いただきます
「食わないでー!」
「俺の身体を食うのを止めろー!」
「何故だ! 何故?
俺は食われなければならないのだ!」
表皮を鹿に食われている木々の一本が天に向けて叫ぶ。
すると天から返事が返ってきた。
「お前も食っていたではないか」
「え?」
「心を無にして前世を思い出せ」
木が心を無にすると、心の中に何処か懐かしい光景が浮かんできた。
小学校の教室で給食の用意が整えられている。
子供達の顔を見渡していた先生が声をあげる。
「いただきます」
先生の「いただきます」に続いて子供達が一斉に「いただきます」と言い食事が始まった。
だが1人だけ「いただきます」と言わずに先生の「いただきます」の声で食事を始めた子がいた。

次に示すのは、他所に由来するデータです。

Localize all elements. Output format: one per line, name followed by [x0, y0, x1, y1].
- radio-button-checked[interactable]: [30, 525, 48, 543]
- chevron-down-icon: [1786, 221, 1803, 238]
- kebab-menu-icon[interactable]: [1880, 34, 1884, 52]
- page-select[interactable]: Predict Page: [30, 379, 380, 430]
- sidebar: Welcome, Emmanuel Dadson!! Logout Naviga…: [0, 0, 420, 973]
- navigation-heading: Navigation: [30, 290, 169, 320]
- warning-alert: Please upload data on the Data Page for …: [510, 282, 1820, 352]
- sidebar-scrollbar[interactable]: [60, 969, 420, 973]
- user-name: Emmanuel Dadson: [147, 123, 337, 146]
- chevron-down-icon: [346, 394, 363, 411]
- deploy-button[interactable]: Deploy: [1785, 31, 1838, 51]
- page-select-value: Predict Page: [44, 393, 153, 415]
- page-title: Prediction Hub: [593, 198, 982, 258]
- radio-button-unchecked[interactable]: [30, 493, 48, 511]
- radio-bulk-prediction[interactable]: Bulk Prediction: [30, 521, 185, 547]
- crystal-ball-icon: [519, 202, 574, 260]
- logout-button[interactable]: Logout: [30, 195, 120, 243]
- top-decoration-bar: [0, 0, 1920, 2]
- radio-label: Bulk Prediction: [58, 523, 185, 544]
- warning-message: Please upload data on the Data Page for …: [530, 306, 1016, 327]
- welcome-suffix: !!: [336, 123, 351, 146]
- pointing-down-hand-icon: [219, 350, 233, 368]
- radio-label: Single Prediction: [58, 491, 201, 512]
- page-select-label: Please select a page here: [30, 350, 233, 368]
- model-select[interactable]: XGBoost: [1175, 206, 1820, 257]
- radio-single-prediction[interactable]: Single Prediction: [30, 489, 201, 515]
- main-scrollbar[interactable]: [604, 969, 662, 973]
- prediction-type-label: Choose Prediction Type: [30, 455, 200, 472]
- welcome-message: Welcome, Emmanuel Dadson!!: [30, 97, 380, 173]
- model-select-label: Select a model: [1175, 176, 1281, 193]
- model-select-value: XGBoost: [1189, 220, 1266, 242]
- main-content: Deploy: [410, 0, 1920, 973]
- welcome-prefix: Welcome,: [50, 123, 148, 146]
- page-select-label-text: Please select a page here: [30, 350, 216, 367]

隣に座っていた女の子が「いただきます」と言わずに食べ始めた男の子に注意する。
「駄目なんだよ、いただきますって言ってから食べなくちゃ」
「何で?
ちゃんとお金を払っているんだからいいじゃないか。
お金を払っているのに、何で言わなくちゃなんないんだよ?」
「お母さんに教えてもらった事だけど。
農家の人や漁師さんとか牛や豚を育ててくれた人たち、それに給食を作ってくれた人たちに感謝して言う事と。
魚やお肉になる牛や豚それに野菜や果物にも命があって、それらの命を頂くからいただきますって言うんだって」
「お前の母ちゃん馬鹿じゃないの?
野菜や果物に命? そんなもんある訳ないじゃないか。
ハハハハハ」
「お母さん馬鹿じゃないもん」
女の子は目に涙を浮かべソッポ向く。
「思い出したか?
お前を食っている鹿も周りで他の物を食している物達も、他の物の命を食しているとは思っていない。
自身が生き残る為に他の物の命を頂いていると考えて食っている物は皆無だろう。
お前と同じように。
だからお前が望んだ、いただきますと言われない物にしてやったのだ」
「そんな、それじゃ、もう人間には戻れないのですか?」
「お前が人間であった頃に食した命の数だけ、人間以外の物に輪廻転生を繰り返したあとに人間に戻れるかも知れん。
そう信じて、感謝されること無く食われ続ける事だ」
その後は何度天に向けて叫んでも返事が返ってくる事は無かった。